Рассеяно переводя взгляд с коньков далеких крыш на брусчатку мостовой и обратно, кормчий краем глаза заметила некую знакомую фигуру. Точнее, фигура была незнакомая — сгорбленная, в лохмотьях — но уж очень характерно она двигалась. Нищий уже почти успел нырнуть в темный провал переулка, но Сандра оказалась быстрее и поймала его за плечо:
— Златовласка! Или, скорее, замарашка? Ты какого хрена в таком виде? — весело спросила она.
* * *
Перед посадкой Княгиня выдала всем жалование за Аль-Карим, и сумма получилась симпатичной. Значит, на Новой Оловати можно было хорошо отдохнуть, тем более, что до Майреди маршрут предстоял тот еще. Княгиня намеревалась забрать круче к центру Млечного Пути, чтобы срезать путь, а там, как известно, и стримов, и ветров больше, они друг друга возмущают, да и со взаимовлияниями от крупных звезд дело обстоит не так просто. К этому переходу следовало подготовиться, поэтому они и стояли на Новой Оловати почти неделю.

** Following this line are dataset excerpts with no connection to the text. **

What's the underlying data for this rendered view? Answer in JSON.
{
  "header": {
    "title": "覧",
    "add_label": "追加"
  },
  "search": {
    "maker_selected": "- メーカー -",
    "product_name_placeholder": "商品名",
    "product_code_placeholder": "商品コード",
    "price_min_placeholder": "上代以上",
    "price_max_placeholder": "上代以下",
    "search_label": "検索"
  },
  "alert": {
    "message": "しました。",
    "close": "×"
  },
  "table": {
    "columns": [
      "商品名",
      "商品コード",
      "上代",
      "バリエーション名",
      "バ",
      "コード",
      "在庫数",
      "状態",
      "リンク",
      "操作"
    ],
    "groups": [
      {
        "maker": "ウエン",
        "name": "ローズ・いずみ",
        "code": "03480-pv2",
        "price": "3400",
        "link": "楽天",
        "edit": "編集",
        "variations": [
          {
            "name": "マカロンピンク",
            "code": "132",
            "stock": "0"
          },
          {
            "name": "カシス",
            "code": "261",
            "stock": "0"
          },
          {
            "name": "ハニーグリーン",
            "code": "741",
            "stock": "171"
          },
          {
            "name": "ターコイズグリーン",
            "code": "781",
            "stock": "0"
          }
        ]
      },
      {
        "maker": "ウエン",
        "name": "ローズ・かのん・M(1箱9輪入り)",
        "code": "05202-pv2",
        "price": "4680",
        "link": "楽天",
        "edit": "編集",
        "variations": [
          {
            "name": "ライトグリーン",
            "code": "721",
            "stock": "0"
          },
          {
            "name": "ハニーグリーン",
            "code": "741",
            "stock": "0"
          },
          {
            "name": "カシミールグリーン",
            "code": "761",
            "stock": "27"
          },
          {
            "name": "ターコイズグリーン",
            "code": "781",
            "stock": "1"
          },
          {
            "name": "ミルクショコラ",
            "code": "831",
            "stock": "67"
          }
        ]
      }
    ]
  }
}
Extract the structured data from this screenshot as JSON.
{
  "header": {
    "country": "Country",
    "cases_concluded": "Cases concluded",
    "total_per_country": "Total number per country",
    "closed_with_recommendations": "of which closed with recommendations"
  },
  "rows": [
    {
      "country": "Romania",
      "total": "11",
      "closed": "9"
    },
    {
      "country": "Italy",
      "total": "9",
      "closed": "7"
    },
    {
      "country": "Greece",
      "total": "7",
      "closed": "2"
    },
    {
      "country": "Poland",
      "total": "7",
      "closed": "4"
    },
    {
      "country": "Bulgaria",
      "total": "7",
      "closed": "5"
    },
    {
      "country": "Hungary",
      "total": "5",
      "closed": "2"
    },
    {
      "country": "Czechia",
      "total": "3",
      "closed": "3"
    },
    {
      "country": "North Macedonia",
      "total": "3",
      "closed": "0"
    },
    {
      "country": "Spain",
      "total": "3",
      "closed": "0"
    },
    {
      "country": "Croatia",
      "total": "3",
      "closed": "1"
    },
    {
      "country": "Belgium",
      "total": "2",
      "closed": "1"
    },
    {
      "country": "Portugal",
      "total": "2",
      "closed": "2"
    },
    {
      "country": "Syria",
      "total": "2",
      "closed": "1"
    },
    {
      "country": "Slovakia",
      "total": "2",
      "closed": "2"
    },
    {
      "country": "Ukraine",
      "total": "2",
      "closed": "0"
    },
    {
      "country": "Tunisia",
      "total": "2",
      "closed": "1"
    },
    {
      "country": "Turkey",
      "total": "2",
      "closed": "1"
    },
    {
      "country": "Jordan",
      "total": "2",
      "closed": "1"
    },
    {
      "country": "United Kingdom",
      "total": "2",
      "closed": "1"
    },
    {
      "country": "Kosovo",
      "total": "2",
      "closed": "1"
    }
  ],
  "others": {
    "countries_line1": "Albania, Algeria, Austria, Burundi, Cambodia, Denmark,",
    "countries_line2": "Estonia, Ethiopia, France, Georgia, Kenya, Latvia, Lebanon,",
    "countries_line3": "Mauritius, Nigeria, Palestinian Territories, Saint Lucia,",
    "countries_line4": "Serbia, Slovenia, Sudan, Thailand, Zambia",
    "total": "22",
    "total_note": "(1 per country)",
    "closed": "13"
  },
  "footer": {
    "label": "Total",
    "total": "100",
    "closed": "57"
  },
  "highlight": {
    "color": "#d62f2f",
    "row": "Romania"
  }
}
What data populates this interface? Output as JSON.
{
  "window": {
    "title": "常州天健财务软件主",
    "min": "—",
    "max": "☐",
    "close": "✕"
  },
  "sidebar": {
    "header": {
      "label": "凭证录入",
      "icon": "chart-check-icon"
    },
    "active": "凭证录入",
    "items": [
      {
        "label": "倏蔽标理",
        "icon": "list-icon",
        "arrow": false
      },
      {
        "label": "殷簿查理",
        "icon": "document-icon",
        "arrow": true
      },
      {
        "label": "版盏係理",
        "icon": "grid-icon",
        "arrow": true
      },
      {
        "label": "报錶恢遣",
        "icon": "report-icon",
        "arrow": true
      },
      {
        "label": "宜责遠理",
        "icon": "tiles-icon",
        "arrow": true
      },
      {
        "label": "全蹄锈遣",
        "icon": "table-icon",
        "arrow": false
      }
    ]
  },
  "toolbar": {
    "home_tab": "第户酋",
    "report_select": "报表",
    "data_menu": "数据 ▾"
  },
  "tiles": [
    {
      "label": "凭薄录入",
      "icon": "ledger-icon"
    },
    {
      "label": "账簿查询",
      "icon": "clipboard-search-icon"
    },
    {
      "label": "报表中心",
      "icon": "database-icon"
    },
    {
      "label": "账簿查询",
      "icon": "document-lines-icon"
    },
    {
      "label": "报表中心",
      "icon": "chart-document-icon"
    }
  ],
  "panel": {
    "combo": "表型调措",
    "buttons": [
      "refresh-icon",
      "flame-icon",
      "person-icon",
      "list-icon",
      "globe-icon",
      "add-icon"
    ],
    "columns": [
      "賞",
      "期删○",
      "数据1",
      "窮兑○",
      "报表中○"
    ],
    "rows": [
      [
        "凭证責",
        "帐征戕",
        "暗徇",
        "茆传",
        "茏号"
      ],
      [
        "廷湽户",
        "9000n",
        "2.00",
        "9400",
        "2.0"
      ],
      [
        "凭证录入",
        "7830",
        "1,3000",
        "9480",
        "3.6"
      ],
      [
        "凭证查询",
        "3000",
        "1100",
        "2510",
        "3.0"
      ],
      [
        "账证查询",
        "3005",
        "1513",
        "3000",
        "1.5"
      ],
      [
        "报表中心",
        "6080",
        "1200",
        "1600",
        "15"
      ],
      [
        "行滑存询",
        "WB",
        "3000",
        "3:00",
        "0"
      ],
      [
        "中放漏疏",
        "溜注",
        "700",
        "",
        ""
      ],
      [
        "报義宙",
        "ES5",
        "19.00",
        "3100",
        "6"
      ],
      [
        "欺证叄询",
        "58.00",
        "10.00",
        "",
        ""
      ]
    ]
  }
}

Первый день прошел в обычной послепосадочной суете, а вот на второй у всех оказались свои дела. Бэла оставалась на портовой вахте, Саньке срочно понадобился какой-то зловредный держатель для какого-то ее зловредного колдовского прибамбаса. Что стало нужно Балл и Берг, Сашка в первом случае не знал, а во втором и знать не хотел, но они тоже с бригантины слиняли, а Сашку капитан милостиво отпустила.
— Не хочешь со мной за компанию? — спросила Санька, обнимая друга одной рукой. — Быстренько разберемся с этой херовиной и пойдем промочить горло.
— Нет, — сказал Сашка, — ты извини, у меня сейчас настроение не на херовины, а на нечто совершенно противоположное.
Санька понимающе хмыкнула и предложения не повторила: всем известно, что сразу ищет эфирник, прибыв в порт! Пусть их плавание оказалось недолгим, но это скорее исключение, чем правило: межзвездные путешествия могут длиться месяцами.
Для своих целей Сашка выбрал заведение, как он сразу понял, неудачное. Скучающих девушек и дам (например, офицеров с прилетевших кораблей, работниц порта или горожанок в поисках приключений) там не обнаружилось, а профессионалки его не интересовали. После любого рейса ему всегда хотелось большой и чистой любви — желательно, на одну ночь, не более.
Так что штурман, не столько раздосадованный, сколько задумчивый, слегка накатив (что ему поллитра вина?) твердой походкой отправился искать местечко посимпатичнее.
Места не нашел, зато почти налетел на улице на Балл — хорошо, первым делом увидел ее отражение в витрине и сообразил, не стал оборачиваться. Выглядела капитан так, что Сашка сперва не поверил себе, а когда все-таки поверил, сразу же решил, что у него галлюцинации.
Нет, конечно, ничто не мешало опытному шкиперу и — Сашка уже был в этом совершенно уверен — бывшему пирату Марине Балл надеть красные сапожки на каблуках и короткое платье с пышной юбкой. Ничто не мешало, однако Сашка никогда бы не подумал, что она это сделает.
«А не такая уж у нее маленькая грудь, — подумал он в смятении чувств, как-то незаметно для себя пристраиваясь следом в толпу и напуская «серый след», чтобы Княгиня его не заметила. — По крайней мере, для вампира».
Пожалуй, будь Сашка совсем трезвым, он даже с места не стронулся бы: в конце концов, каждый имеет право на личную жизнь. К несчастью, Белобрысов был пьян ровно настолько, что бы решиться сделать какой-нибудь глупый романтичный поступок. Вот, скажем, пойти за ней, подстеречь удобный момент и… эээ… перевести через дорогу? Помочь спуститься по ступенькам? Подсадить на ковер-самолет?..
Пока Сашка боролся с мальчишескими желаниями, как-то незаметно заменившими в нем желания мужскими, Балл открыла дверь ничем не примечательного офиса и вошла внутрь: это решило дело. Хмельной навигатор соображает совсем не так, как трезвый. С легкостью вспомнив, где за три поворота отсюда на перпендикулярной улице он видел лавку старьевщика (фокус, трезвому Белобрысову совершенно недоступный!), молодой человек бросился туда. В лавке нашлась и ношеная одежда, и даже театральный грим. И вот: подтянутый, хотя и чуть навеселе специалист-«торговец» превращается в обычного портового пьянчугу, силача и забияку с расквашенной губой.